The settlement approved by Vice-Chancellor John Noble brings an end to a lawsuit in which shareholders alleged that News Corp. directors, in blind deference to Murdoch, ignored several red flags about the extent of the hacking. The shareholders alleged that the directors failed to act until the scandal exploded in 2011 after British authorities reopened an investigation into the Murdoch-owned tabloid News of the World.
The damaging financial fallout included the folding of the best-selling News of the World after 168 years and News Corp. being pressured to withdraw a $12 billion takeover bid for satellite broadcaster British Sky Broadcasting Group PLC.
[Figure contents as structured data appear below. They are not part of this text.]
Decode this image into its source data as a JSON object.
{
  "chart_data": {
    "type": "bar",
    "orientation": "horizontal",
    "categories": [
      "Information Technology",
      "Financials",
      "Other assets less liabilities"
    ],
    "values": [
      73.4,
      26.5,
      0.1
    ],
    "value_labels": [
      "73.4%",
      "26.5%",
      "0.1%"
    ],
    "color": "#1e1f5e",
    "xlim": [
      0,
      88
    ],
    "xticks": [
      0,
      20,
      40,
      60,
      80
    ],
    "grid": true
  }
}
The plaintiffs also alleged that News Corp. directors breached their fiduciary duties to shareholders by acquiescing to Murdoch's decision to buy Shine Group, a television production company controlled by his daughter Elisabeth, at an allegedly inflated price of more than $600 million.
Defense attorneys rejected the allegations, and the company, which is based in New York but incorporated in Delaware, settled the case without admitting any wrongdoing.
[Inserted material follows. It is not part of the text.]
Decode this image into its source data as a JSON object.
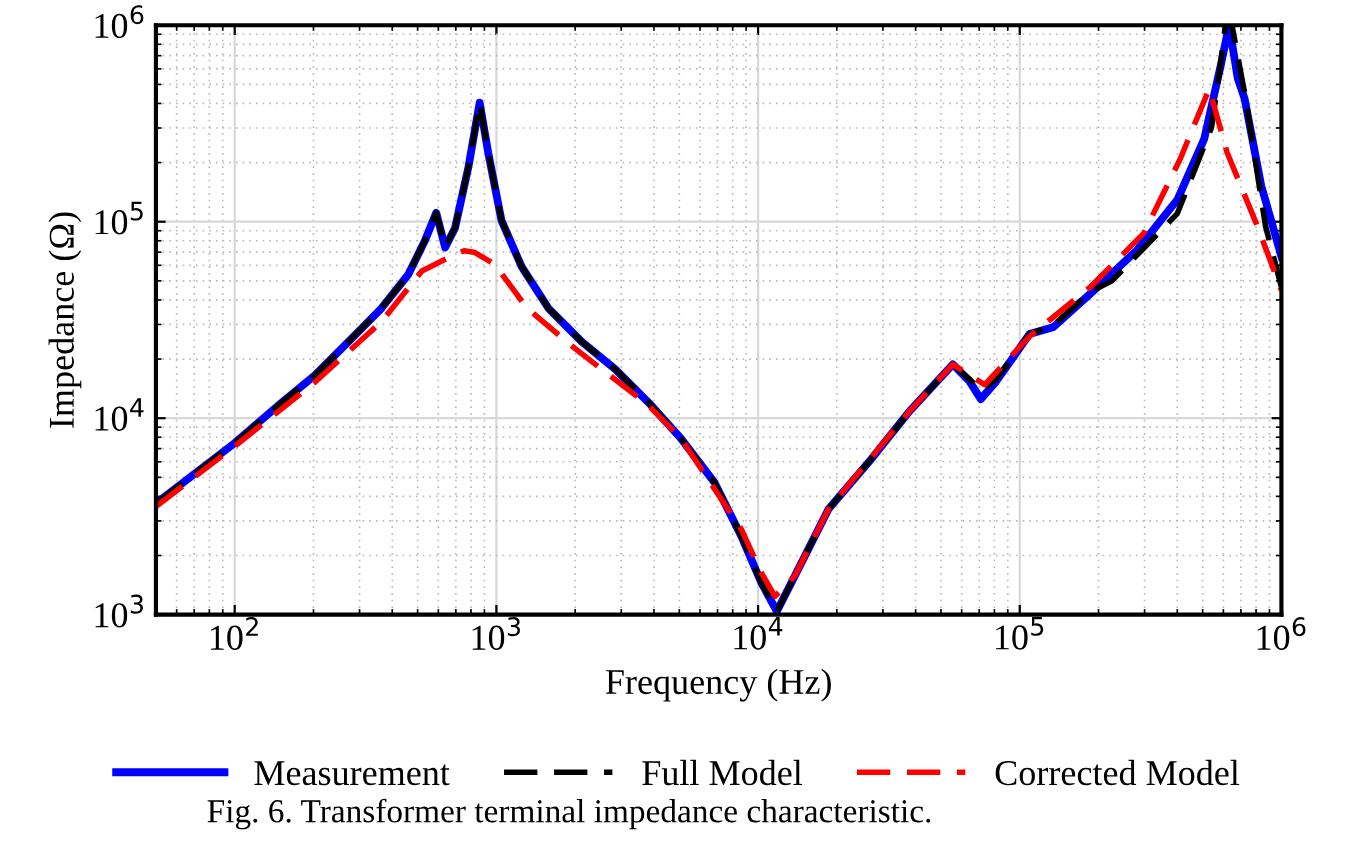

Plaintiffs' attorney Jay Eisenhofer told Noble that the settlement was one that his clients were "enthusiastic to support."
Attorneys said the cash settlement is the largest in a shareholder derivative lawsuit, in which stockholders file suit on behalf of a company against its corporate leaders.
"It's the largest cash derivative settlement that I've ever seen," Noble said.
The cash payment from News Corp. insurers, after subtracting $28 million in fees for the plaintiffs' lawyers, will benefit shareholders indirectly by going to the company.
The settlement also includes several corporate governance reforms aimed at ensuring that News Corp. has a more independent and active board of directors.
Among other things, it calls for a company compliance steering committee to report to an audit committee four times a year, to independent directors twice a year, and to the board as a whole annually. The settlement also requires News Corp. to maintain an anonymous whistleblower hotline and to adopt a policy on political activities. The corporate governance reforms also address the nomination and compensation of board directors.
"There will be significant procedural changes in how the board will have to operate," the judge noted.
Under the settlement, the corporate governance reforms must remain in place through Dec. 31, 2016.
News Corp. is close to completing a split into two separate publicly traded companies, one containing its newspaper and publishing assets, and the other containing its TV and movie properties.
Its stock rose 69 cents, or about 2 percent, to close at $32.15 Wednesday.